Theorem 0.7. Walters' book of Ergodic Theory

Question

The following is from Walters' book of Ergodic Theory without a proof :

Theorem 0.7. Let $(X, \mathcal{B}, m)$ be a probability space and let $\mathcal{A}$ be an algebra of subsets of $X$ with $\mathcal{B}(\mathcal{A})=\mathcal{B}$. Then for each $ \epsilon > 0$ and each $B \in \mathcal{B}$ there is some $A \in \mathcal{A}$ with $m(A \Delta B) < \epsilon$.

What does it mean $\mathcal{B}(\mathcal{A})=\mathcal{B}$?

$\mathcal{A}$ is an algebra not a $\sigma$-algebra with some condition on it, can I mimic the proof of existence of a Borel set to approximate a Lebesgue measurable set for this situation too?

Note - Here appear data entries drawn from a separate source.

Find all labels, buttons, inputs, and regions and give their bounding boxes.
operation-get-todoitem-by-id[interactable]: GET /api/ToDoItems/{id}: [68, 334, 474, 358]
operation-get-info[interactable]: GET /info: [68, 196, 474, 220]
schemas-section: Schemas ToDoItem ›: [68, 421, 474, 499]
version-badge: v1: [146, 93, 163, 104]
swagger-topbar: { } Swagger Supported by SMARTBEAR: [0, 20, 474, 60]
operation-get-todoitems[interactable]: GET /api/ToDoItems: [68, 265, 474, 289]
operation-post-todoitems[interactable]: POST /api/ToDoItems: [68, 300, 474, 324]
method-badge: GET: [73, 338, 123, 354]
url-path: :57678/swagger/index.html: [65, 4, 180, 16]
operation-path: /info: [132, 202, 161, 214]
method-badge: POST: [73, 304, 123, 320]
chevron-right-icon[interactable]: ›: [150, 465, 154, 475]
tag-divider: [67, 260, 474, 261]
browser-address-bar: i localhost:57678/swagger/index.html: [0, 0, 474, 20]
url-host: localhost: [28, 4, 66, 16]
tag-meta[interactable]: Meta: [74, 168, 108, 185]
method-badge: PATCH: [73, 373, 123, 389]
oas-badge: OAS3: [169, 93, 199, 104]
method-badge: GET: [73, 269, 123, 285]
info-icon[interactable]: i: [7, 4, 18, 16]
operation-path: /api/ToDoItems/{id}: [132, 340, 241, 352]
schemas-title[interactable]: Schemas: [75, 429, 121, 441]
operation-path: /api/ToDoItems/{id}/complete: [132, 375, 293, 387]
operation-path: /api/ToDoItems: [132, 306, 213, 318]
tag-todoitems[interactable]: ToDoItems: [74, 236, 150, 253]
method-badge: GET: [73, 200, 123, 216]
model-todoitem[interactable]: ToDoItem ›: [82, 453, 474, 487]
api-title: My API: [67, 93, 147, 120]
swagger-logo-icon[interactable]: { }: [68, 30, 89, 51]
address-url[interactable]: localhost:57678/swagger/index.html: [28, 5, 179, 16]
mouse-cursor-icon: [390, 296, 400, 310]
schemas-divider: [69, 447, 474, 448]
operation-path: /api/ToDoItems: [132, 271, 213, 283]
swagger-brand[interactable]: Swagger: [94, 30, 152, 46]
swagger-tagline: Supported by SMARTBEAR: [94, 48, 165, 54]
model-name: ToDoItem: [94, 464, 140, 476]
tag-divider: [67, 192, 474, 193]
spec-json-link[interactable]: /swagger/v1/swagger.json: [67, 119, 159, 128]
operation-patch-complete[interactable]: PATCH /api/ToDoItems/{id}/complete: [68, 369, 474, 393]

Can someone please guide me through an understandable proof of Theorem 0.7.?

Answer 1

Hint: The proof is rather lengthy, but the idea is simple. Consider the collection of subsets: $$ {\cal C} = \{ S \in {\cal B} \ | \ \forall \epsilon>0, \exists A\in {\cal A} : \mu(S\Delta A)<\epsilon\}.$$ This collection clearly contains ${\cal A}$. Now (the lengthy part) show that ${\cal C}$ is a $\sigma$-algebra, whence contains ${\cal B}$ and you are done.

Answer 2

[Note: this answer was written before a proof of the theorem was requested.]

This is not notation that I've seen before, but $\mathcal{B}(\mathcal{A})$ refers to the $\sigma$-algebra generated by $\mathcal{A}$; i.e., $$\mathcal{B}(\mathcal{A}) = \bigcap_{\mathcal{F} \supset \mathcal{A}, \mathcal{F}\text{ is a }\sigma\text{-algebra}}\mathcal{F}\text{.}$$ In most probability texts, I've usually seen $\sigma(\mathcal{A})$ as opposed to $\mathcal{B}(\mathcal{A})$.